L’adolescente Acutis, lo scienziato e politico Medi, il missionario Allamano si mettono accanto a noi a dirci che le beatitudini sono davvero per tutti, e una fede sincera e concreta è in grado di lasciare una traccia profonda, di creare il primo di infiniti cerchi destinati a propagarsi all’infinito. Nessuno di loro, a scorrerne le biografie, si credeva un fenomeno. Anzi, della santità autentica è la consapevolezza di un invincibile limite personale che è il frutto del riconoscersi bisognosi di tutto. Tutto ciò – beninteso – che è al di fuori del meglio che, umanamente parlando, si è in grado di esprimere. Le tre figure che da punti di partenza diversissimi si sono ritrovate ieri nella stessa notificazione del Dicastero delle Cause dei santi hanno speso la loro vita – lunga o breve – per realizzare quel che gli sembrava con ogni evidenza necessario per ricondurre a Dio la realtà della quale si sentivano corresponsabili. Ognuno ha messo al servizio di questa causa una creatività capace di aprire possibilità inedite dentro la società e la Chiesa del proprio tempo, sino a renderle un poco diverse e nuove per la scoperta di un percorso di vita evangelica possibile dentro le situazioni più disparate.

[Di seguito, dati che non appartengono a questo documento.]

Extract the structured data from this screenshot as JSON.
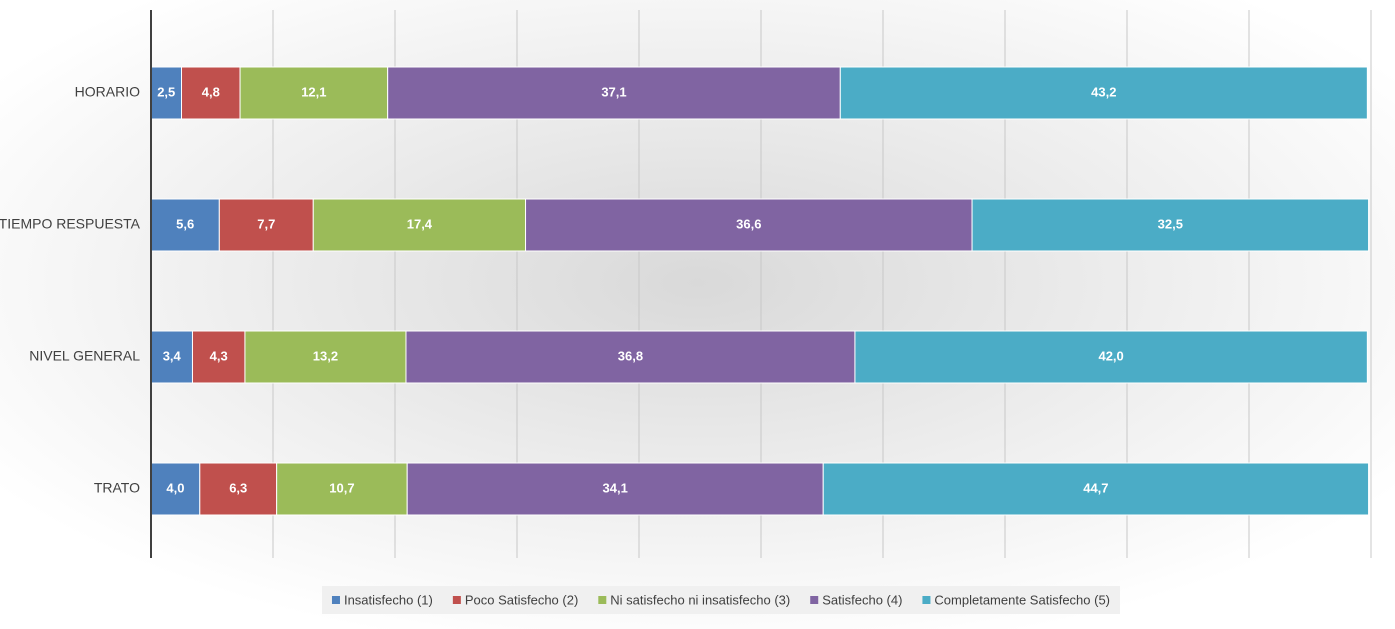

Ed è proprio la loro diversità di talenti, di impegni e di interessi a dirci che la santità come ipotesi di vita realistica e felice è per tutti, per chi sta in Parlamento o in oratorio, chi è capace di uno sguardo globale e allo studioso, al liceale e al padre costituente, il viaggiatore e il sognatore. Tutti imperfetti, tutti pescatori chiamati nella loro vita reale, un giorno e per sempre.